Segundo ele, as equipes analisaram os alertas, realizaram as verificações em campo e confirmaram os casos de desmatamento.
Além das multas e dos embargos, os responsáveis pelas áreas poderão ser submetidos a outras medidas previstas na legislação ambiental. Entre elas estão a obrigação de recuperação das áreas degradadas, eventual responsabilização por crimes ambientais e restrições relacionadas ao Cadastro Ambiental Rural (CAR) e ao acesso ao crédito rural.
O promotor afirmou que o Ministério Público continuará acompanhando as autuações e os processos de recuperação das áreas.
Fiscalização reúne diferentes instituições
A promotora de Justiça Maria Izabela Santos Colares, responsável pela Coordenadoria Regional das Promotorias de Justiça do Meio Ambiente das Bacias dos Rios Verde Grande e Pardo, acompanhou parte das fiscalizações em campo.
Ela destacou a importância da atuação integrada para a proteção da Mata Atlântica, considerada um dos biomas com maior biodiversidade e também um dos mais degradados.
A Operação Mata Atlântica em Pé é coordenada nacionalmente pela Associação Brasileira dos Membros do Ministério Público de Meio Ambiente (Abrampa) e pelo Ministério Público de Minas Gerais, com apoio da Fundação SOS Mata Atlântica.
Em 2026, participaram da operação os 17 estados abrangidos pelo bioma: Alagoas, Bahia, Ceará, Espírito Santo, Goiás, Mato Grosso do Sul, Minas Gerais, Paraíba, Paraná, Pernambuco, Piauí, Rio de Janeiro, Rio Grande do Norte, Rio Grande do Sul, Santa Catarina, São Paulo e Sergipe.
Resultado nacional será divulgado hoje, sexta
O balanço nacional da Operação Mata Atlântica em Pé 2026, com os dados consolidados dos estados participantes, será apresentado nesta sexta-feira (28), durante coletiva de imprensa no Centro Universitário Dom Helder, em Belo Horizonte.
A apresentação ocorrerá durante a abertura do Seminário 20 anos da Lei da Mata Atlântica.

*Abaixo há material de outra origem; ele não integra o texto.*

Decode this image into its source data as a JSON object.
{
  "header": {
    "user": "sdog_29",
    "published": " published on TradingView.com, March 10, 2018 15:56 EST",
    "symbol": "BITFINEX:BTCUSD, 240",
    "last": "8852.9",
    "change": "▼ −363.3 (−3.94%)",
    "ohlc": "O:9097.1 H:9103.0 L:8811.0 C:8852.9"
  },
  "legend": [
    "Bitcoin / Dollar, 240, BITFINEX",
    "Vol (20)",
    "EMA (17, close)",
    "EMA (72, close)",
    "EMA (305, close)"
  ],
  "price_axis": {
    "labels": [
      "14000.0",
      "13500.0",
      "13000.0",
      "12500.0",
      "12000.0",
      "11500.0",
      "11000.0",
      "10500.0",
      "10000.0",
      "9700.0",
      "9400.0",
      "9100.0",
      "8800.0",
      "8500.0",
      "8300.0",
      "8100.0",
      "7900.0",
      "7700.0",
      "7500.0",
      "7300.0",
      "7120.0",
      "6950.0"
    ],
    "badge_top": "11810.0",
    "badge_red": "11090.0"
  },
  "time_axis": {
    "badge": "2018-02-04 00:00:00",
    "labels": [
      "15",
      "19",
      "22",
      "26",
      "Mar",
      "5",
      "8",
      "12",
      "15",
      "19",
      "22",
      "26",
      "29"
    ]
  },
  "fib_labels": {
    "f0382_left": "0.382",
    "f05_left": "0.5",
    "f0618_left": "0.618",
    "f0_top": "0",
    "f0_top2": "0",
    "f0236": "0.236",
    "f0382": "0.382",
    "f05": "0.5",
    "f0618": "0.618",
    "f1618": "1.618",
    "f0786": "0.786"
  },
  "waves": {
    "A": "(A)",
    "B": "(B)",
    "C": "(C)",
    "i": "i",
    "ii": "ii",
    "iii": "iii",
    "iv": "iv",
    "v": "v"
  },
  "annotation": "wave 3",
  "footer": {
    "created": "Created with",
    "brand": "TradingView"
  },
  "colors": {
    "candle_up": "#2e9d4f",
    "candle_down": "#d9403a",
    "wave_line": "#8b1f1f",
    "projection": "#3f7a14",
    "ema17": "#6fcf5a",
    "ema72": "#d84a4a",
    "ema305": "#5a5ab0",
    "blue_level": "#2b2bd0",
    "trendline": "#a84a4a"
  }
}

Na mesma ocasião, será realizada a primeira edição do Prêmio Mata Atlântica em Pé, promovido pela Abrampa em parceria com a Fundação SOS Mata Atlântica.
Tecnologia auxilia identificação de áreas desmatadas
A operação utiliza informações produzidas por diferentes sistemas de monitoramento remoto para identificar áreas com indícios de desmatamento ilegal.

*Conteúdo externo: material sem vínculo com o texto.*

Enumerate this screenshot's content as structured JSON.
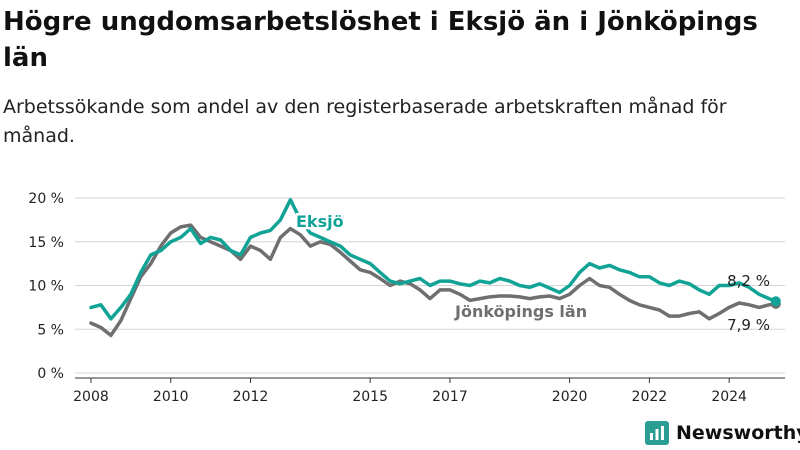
{
  "title": "Högre ungdomsarbetslöshet i Eksjö än i Jönköpings län",
  "subtitle": "Arbetssökande som andel av den registerbaserade arbetskraften månad för månad.",
  "brand": {
    "name": "Newsworthy",
    "icon": "newsworthy-logo-icon",
    "color": "#2b9e93"
  },
  "colors": {
    "eksjo": "#11a396",
    "lan": "#6f6f72"
  },
  "chart_data": {
    "type": "line",
    "ylim": [
      0,
      20
    ],
    "yticks": [
      0,
      5,
      10,
      15,
      20
    ],
    "ytick_labels": [
      "0 %",
      "5 %",
      "10 %",
      "15 %",
      "20 %"
    ],
    "xlim": [
      2007.6,
      2025.4
    ],
    "xticks": [
      2008,
      2010,
      2012,
      2015,
      2017,
      2020,
      2022,
      2024
    ],
    "xtick_labels": [
      "2008",
      "2010",
      "2012",
      "2015",
      "2017",
      "2020",
      "2022",
      "2024"
    ],
    "grid": "horizontal",
    "series": [
      {
        "name": "Eksjö",
        "end_label": "8,2 %",
        "points": [
          [
            2008.0,
            7.5
          ],
          [
            2008.25,
            7.8
          ],
          [
            2008.5,
            6.2
          ],
          [
            2008.75,
            7.5
          ],
          [
            2009.0,
            9.0
          ],
          [
            2009.25,
            11.5
          ],
          [
            2009.5,
            13.5
          ],
          [
            2009.75,
            14.0
          ],
          [
            2010.0,
            15.0
          ],
          [
            2010.25,
            15.5
          ],
          [
            2010.5,
            16.5
          ],
          [
            2010.75,
            14.8
          ],
          [
            2011.0,
            15.5
          ],
          [
            2011.25,
            15.2
          ],
          [
            2011.5,
            14.0
          ],
          [
            2011.75,
            13.5
          ],
          [
            2012.0,
            15.5
          ],
          [
            2012.25,
            16.0
          ],
          [
            2012.5,
            16.3
          ],
          [
            2012.75,
            17.5
          ],
          [
            2013.0,
            19.8
          ],
          [
            2013.25,
            17.5
          ],
          [
            2013.5,
            16.0
          ],
          [
            2013.75,
            15.5
          ],
          [
            2014.0,
            15.0
          ],
          [
            2014.25,
            14.5
          ],
          [
            2014.5,
            13.5
          ],
          [
            2014.75,
            13.0
          ],
          [
            2015.0,
            12.5
          ],
          [
            2015.25,
            11.5
          ],
          [
            2015.5,
            10.5
          ],
          [
            2015.75,
            10.2
          ],
          [
            2016.0,
            10.5
          ],
          [
            2016.25,
            10.8
          ],
          [
            2016.5,
            10.0
          ],
          [
            2016.75,
            10.5
          ],
          [
            2017.0,
            10.5
          ],
          [
            2017.25,
            10.2
          ],
          [
            2017.5,
            10.0
          ],
          [
            2017.75,
            10.5
          ],
          [
            2018.0,
            10.3
          ],
          [
            2018.25,
            10.8
          ],
          [
            2018.5,
            10.5
          ],
          [
            2018.75,
            10.0
          ],
          [
            2019.0,
            9.8
          ],
          [
            2019.25,
            10.2
          ],
          [
            2019.5,
            9.7
          ],
          [
            2019.75,
            9.2
          ],
          [
            2020.0,
            10.0
          ],
          [
            2020.25,
            11.5
          ],
          [
            2020.5,
            12.5
          ],
          [
            2020.75,
            12.0
          ],
          [
            2021.0,
            12.3
          ],
          [
            2021.25,
            11.8
          ],
          [
            2021.5,
            11.5
          ],
          [
            2021.75,
            11.0
          ],
          [
            2022.0,
            11.0
          ],
          [
            2022.25,
            10.3
          ],
          [
            2022.5,
            10.0
          ],
          [
            2022.75,
            10.5
          ],
          [
            2023.0,
            10.2
          ],
          [
            2023.25,
            9.5
          ],
          [
            2023.5,
            9.0
          ],
          [
            2023.75,
            10.0
          ],
          [
            2024.0,
            10.0
          ],
          [
            2024.25,
            10.3
          ],
          [
            2024.5,
            9.8
          ],
          [
            2024.75,
            9.0
          ],
          [
            2025.0,
            8.5
          ],
          [
            2025.17,
            8.2
          ]
        ]
      },
      {
        "name": "Jönköpings län",
        "end_label": "7,9 %",
        "points": [
          [
            2008.0,
            5.7
          ],
          [
            2008.25,
            5.2
          ],
          [
            2008.5,
            4.3
          ],
          [
            2008.75,
            6.0
          ],
          [
            2009.0,
            8.5
          ],
          [
            2009.25,
            11.0
          ],
          [
            2009.5,
            12.5
          ],
          [
            2009.75,
            14.5
          ],
          [
            2010.0,
            16.0
          ],
          [
            2010.25,
            16.7
          ],
          [
            2010.5,
            16.9
          ],
          [
            2010.75,
            15.5
          ],
          [
            2011.0,
            15.0
          ],
          [
            2011.25,
            14.5
          ],
          [
            2011.5,
            14.0
          ],
          [
            2011.75,
            13.0
          ],
          [
            2012.0,
            14.5
          ],
          [
            2012.25,
            14.0
          ],
          [
            2012.5,
            13.0
          ],
          [
            2012.75,
            15.5
          ],
          [
            2013.0,
            16.5
          ],
          [
            2013.25,
            15.8
          ],
          [
            2013.5,
            14.5
          ],
          [
            2013.75,
            15.0
          ],
          [
            2014.0,
            14.7
          ],
          [
            2014.25,
            13.8
          ],
          [
            2014.5,
            12.8
          ],
          [
            2014.75,
            11.8
          ],
          [
            2015.0,
            11.5
          ],
          [
            2015.25,
            10.8
          ],
          [
            2015.5,
            10.0
          ],
          [
            2015.75,
            10.5
          ],
          [
            2016.0,
            10.2
          ],
          [
            2016.25,
            9.5
          ],
          [
            2016.5,
            8.5
          ],
          [
            2016.75,
            9.5
          ],
          [
            2017.0,
            9.5
          ],
          [
            2017.25,
            9.0
          ],
          [
            2017.5,
            8.3
          ],
          [
            2017.75,
            8.5
          ],
          [
            2018.0,
            8.7
          ],
          [
            2018.25,
            8.8
          ],
          [
            2018.5,
            8.8
          ],
          [
            2018.75,
            8.7
          ],
          [
            2019.0,
            8.5
          ],
          [
            2019.25,
            8.7
          ],
          [
            2019.5,
            8.8
          ],
          [
            2019.75,
            8.5
          ],
          [
            2020.0,
            9.0
          ],
          [
            2020.25,
            10.0
          ],
          [
            2020.5,
            10.8
          ],
          [
            2020.75,
            10.0
          ],
          [
            2021.0,
            9.8
          ],
          [
            2021.25,
            9.0
          ],
          [
            2021.5,
            8.3
          ],
          [
            2021.75,
            7.8
          ],
          [
            2022.0,
            7.5
          ],
          [
            2022.25,
            7.2
          ],
          [
            2022.5,
            6.5
          ],
          [
            2022.75,
            6.5
          ],
          [
            2023.0,
            6.8
          ],
          [
            2023.25,
            7.0
          ],
          [
            2023.5,
            6.2
          ],
          [
            2023.75,
            6.8
          ],
          [
            2024.0,
            7.5
          ],
          [
            2024.25,
            8.0
          ],
          [
            2024.5,
            7.8
          ],
          [
            2024.75,
            7.5
          ],
          [
            2025.0,
            7.8
          ],
          [
            2025.17,
            7.9
          ]
        ]
      }
    ]
  }
}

A partir dos alertas, as equipes realizam análises remotas e inspeções presenciais para confirmar as ocorrências. Em diferentes estados, drones e tecnologias de georreferenciamento também são utilizados para complementar o trabalho de campo.
Para o diretor de Relações Institucionais da Abrampa, promotor de Justiça Alexandre Gaio, o modelo de fiscalização combina planejamento, integração entre instituições e uso de tecnologia para ampliar a capacidade de resposta aos crimes ambientais.

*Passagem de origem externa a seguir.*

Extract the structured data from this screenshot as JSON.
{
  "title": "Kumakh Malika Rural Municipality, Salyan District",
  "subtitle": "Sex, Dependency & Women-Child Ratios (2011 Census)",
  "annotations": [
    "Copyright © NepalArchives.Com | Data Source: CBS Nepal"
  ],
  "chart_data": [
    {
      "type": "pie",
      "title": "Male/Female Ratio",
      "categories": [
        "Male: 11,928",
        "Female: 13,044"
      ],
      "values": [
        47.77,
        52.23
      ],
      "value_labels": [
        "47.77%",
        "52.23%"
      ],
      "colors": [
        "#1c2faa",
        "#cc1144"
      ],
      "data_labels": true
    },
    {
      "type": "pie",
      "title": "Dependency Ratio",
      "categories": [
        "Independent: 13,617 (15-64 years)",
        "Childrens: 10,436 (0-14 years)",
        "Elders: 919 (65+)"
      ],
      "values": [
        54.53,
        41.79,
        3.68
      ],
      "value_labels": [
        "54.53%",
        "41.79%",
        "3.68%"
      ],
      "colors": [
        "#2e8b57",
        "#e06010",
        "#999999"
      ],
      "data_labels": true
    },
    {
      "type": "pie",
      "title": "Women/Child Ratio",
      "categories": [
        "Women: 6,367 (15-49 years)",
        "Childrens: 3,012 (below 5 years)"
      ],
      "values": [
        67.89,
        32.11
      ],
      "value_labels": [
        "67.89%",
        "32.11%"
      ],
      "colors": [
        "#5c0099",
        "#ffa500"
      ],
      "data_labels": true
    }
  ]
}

A diretora de Políticas Públicas da Fundação SOS Mata Atlântica, Malu Ribeiro, também destacou a importância do monitoramento permanente e da aplicação da legislação para reduzir o desmatamento.
Após a confirmação das irregularidades, os responsáveis ficam sujeitos a multas, embargos e outras sanções administrativas, além da obrigação de reparar os danos ambientais e climáticos. Também podem ser responsabilizados nas esferas cível e criminal, conforme o caso.
As áreas desmatadas ilegalmente ainda podem sofrer restrições relacionadas ao Cadastro Ambiental Rural, ao acesso ao crédito rural e a outros mecanismos previstos na legislação ambiental.